“I think that would be a good plan,” Jack agreed. “I fancy as soon as we come down on those fellows good and hard, they will be forced to show their hand.”
So it was arranged that Mrs. Lewis should go to the town, some twenty-five miles away.
“And Freda,” she said, “don’t worry if I am not back until the last train, for if he should happen to be in New York I will wait for him.”
“Be careful of that cut in the old road,” Freda warned. “Mother, you know it is always dark through there, even in broad daylight, and after dark it is pitchy.”
“I can’t get any train until one o’clock,” went on Mrs. Lewis, “so, Freda, we will hurry back to the bungalow and leave everything ready for tea. We can prepare things while the girls are lunching.”
“Now, you needn’t do anything of the kind,” objected Cora, “we girls can well enough take care of ourselves once in a while. Why, Mrs. Lewis, you have us all spoiled. We are supposed to do most of our own housekeeping in Summer camp, you know.”
“Indeed, you do that now,” returned Mrs. Lewis, who was more than grateful for the opportunity for work that Cora had afforded to her. “I like housekeeping when there is someone to keep for.”

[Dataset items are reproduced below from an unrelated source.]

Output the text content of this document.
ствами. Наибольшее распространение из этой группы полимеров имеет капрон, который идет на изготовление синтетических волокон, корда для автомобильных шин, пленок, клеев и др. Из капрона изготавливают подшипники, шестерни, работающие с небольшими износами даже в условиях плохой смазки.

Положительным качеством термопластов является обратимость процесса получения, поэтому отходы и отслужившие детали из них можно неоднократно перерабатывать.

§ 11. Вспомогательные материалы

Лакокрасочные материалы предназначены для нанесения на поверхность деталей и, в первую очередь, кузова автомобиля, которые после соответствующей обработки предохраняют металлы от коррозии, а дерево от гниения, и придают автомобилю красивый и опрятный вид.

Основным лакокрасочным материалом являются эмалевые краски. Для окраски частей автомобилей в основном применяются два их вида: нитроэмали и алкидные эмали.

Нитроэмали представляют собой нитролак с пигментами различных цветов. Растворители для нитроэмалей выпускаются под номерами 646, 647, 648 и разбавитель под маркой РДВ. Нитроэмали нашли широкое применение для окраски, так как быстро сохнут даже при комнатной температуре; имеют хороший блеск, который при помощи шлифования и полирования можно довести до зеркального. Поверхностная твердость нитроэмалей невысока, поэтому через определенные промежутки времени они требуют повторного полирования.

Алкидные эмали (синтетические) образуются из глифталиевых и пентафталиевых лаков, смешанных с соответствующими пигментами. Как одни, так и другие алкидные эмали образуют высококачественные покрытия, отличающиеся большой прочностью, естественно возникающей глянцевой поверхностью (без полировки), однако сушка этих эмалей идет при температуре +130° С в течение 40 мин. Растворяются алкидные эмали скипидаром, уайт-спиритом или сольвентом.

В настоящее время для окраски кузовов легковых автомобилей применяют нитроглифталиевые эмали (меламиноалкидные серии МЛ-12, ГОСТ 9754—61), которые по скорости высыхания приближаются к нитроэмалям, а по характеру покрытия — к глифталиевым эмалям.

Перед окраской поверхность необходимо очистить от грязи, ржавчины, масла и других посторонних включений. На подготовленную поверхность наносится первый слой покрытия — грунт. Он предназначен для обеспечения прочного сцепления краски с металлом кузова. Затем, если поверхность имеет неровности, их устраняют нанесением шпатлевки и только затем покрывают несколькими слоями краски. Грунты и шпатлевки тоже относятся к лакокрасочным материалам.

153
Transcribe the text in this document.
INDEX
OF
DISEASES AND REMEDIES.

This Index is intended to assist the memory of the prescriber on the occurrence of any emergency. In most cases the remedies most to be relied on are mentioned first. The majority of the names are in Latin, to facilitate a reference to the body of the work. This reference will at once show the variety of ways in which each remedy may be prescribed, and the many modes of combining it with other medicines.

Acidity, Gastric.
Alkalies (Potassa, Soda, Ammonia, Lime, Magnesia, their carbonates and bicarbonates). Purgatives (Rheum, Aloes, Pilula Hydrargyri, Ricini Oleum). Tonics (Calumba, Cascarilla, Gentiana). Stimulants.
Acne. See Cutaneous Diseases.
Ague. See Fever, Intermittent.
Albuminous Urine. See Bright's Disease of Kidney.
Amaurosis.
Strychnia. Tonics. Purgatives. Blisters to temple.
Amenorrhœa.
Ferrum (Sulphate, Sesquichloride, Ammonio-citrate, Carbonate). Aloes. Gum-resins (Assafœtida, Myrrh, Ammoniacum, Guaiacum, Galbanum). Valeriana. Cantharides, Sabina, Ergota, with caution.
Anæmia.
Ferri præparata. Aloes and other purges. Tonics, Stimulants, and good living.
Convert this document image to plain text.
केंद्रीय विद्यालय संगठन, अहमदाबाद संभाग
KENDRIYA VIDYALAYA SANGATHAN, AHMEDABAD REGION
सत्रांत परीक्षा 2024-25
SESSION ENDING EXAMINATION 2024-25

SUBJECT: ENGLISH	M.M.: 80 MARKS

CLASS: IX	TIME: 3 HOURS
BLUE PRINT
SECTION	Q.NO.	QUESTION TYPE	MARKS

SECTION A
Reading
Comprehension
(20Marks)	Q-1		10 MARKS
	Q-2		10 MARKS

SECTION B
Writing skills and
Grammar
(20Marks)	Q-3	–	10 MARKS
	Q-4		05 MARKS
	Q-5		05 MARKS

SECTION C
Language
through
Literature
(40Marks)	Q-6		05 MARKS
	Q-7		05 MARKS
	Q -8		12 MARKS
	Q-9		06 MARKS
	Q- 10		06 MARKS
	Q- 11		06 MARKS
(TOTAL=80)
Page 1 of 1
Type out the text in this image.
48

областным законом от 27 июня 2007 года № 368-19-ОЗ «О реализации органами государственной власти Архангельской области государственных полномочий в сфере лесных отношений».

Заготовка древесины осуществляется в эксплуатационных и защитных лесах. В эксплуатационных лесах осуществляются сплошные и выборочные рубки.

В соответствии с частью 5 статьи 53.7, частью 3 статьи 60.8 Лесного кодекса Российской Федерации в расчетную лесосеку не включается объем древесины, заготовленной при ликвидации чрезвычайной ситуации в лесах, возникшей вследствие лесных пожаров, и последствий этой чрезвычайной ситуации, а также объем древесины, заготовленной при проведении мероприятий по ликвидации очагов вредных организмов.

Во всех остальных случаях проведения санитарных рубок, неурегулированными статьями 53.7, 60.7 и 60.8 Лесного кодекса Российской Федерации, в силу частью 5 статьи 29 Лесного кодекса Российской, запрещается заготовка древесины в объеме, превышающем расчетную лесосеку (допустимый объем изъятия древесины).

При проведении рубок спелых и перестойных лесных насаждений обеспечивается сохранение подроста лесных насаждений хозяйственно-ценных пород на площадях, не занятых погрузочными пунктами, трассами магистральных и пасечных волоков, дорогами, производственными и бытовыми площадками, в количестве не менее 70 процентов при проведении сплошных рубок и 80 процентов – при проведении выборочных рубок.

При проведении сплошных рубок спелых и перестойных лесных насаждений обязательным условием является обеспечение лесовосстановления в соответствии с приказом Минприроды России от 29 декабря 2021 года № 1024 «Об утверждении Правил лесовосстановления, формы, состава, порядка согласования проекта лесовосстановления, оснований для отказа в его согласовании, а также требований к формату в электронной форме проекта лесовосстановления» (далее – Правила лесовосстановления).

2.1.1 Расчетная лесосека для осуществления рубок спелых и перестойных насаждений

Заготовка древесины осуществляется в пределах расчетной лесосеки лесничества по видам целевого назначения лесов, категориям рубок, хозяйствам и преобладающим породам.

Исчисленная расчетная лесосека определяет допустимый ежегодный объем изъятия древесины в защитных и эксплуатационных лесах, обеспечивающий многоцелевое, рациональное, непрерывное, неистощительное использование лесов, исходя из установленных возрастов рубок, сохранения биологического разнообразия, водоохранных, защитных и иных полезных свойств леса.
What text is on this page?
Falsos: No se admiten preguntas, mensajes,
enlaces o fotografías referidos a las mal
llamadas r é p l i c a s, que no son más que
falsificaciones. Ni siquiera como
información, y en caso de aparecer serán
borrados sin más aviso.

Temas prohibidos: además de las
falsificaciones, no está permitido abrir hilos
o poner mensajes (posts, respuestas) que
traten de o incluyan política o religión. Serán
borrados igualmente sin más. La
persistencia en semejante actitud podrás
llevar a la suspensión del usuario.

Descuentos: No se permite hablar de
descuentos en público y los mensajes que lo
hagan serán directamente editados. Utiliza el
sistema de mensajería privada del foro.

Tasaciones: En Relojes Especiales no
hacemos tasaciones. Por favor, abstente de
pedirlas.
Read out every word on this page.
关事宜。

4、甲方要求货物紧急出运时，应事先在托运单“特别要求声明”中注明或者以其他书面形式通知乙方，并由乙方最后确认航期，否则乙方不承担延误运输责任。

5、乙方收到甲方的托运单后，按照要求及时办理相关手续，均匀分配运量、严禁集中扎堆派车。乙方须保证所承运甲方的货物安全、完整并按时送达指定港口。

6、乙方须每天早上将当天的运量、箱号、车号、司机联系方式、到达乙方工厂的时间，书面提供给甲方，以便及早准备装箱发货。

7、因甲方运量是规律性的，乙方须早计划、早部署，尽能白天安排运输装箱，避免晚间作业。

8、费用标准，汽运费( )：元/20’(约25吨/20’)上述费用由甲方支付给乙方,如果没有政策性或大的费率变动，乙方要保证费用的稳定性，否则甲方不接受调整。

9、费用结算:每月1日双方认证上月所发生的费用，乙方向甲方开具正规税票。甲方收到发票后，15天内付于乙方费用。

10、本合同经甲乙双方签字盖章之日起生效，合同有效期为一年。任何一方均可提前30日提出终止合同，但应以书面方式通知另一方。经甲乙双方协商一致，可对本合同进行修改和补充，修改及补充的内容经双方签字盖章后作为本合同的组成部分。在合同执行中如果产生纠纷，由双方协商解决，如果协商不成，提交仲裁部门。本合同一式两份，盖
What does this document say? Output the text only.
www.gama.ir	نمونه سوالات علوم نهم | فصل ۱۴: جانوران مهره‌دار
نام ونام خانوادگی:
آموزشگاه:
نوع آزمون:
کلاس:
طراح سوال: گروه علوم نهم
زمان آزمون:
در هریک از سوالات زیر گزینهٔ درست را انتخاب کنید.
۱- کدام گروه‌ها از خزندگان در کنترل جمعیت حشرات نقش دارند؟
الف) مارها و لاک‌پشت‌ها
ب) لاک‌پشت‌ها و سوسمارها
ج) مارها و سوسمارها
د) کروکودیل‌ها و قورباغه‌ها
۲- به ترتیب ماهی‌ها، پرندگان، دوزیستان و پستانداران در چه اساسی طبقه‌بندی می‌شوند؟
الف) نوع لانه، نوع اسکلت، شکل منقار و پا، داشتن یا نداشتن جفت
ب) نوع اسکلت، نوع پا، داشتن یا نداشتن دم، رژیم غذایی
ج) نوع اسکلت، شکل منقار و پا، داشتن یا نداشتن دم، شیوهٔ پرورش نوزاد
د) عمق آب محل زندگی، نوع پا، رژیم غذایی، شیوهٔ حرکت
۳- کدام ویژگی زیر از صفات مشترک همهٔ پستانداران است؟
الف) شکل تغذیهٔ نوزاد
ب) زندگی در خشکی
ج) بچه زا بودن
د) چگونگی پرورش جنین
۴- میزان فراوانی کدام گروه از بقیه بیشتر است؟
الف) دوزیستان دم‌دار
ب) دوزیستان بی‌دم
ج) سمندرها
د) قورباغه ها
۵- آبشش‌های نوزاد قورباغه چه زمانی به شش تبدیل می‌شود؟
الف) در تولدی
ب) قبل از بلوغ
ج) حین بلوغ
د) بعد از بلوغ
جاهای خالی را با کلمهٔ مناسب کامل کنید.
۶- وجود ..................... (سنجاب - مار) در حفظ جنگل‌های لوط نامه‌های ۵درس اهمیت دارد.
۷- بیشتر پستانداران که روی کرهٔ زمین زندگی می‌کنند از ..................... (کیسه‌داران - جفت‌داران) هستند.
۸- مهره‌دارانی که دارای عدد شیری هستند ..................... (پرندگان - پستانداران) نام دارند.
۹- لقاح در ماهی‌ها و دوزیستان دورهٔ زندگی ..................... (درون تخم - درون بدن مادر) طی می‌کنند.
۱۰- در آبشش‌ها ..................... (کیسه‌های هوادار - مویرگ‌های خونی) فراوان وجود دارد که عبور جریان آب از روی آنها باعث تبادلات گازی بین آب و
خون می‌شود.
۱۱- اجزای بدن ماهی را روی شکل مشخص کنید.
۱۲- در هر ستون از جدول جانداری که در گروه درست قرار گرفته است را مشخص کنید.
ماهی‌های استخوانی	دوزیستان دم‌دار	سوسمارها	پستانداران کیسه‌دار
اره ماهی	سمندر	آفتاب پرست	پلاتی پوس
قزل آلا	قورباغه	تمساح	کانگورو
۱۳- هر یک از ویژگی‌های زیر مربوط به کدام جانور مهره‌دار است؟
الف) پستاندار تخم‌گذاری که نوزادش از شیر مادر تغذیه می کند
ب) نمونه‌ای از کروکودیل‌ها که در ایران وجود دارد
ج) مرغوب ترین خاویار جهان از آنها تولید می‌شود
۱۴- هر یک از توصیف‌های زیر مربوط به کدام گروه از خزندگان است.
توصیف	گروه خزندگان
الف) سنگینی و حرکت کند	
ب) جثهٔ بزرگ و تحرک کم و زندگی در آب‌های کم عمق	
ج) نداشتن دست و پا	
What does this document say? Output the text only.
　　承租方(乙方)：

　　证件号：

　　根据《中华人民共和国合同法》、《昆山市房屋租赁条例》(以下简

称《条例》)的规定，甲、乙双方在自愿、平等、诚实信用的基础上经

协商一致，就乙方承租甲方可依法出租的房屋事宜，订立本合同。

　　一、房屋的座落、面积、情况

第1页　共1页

“You had Freda,” Jack reminded her.
“And she wouldn’t let me do enough to keep in practice,” replied Mrs. Lewis. “Here we are, and the young ladies are stringing beans!”
“Now that is what I call sweet of you,” Jack observed as he greeted the four girls, all seated around a low porch table with knives and beans plying from basket to pan. “Who told you we were coming to dine?”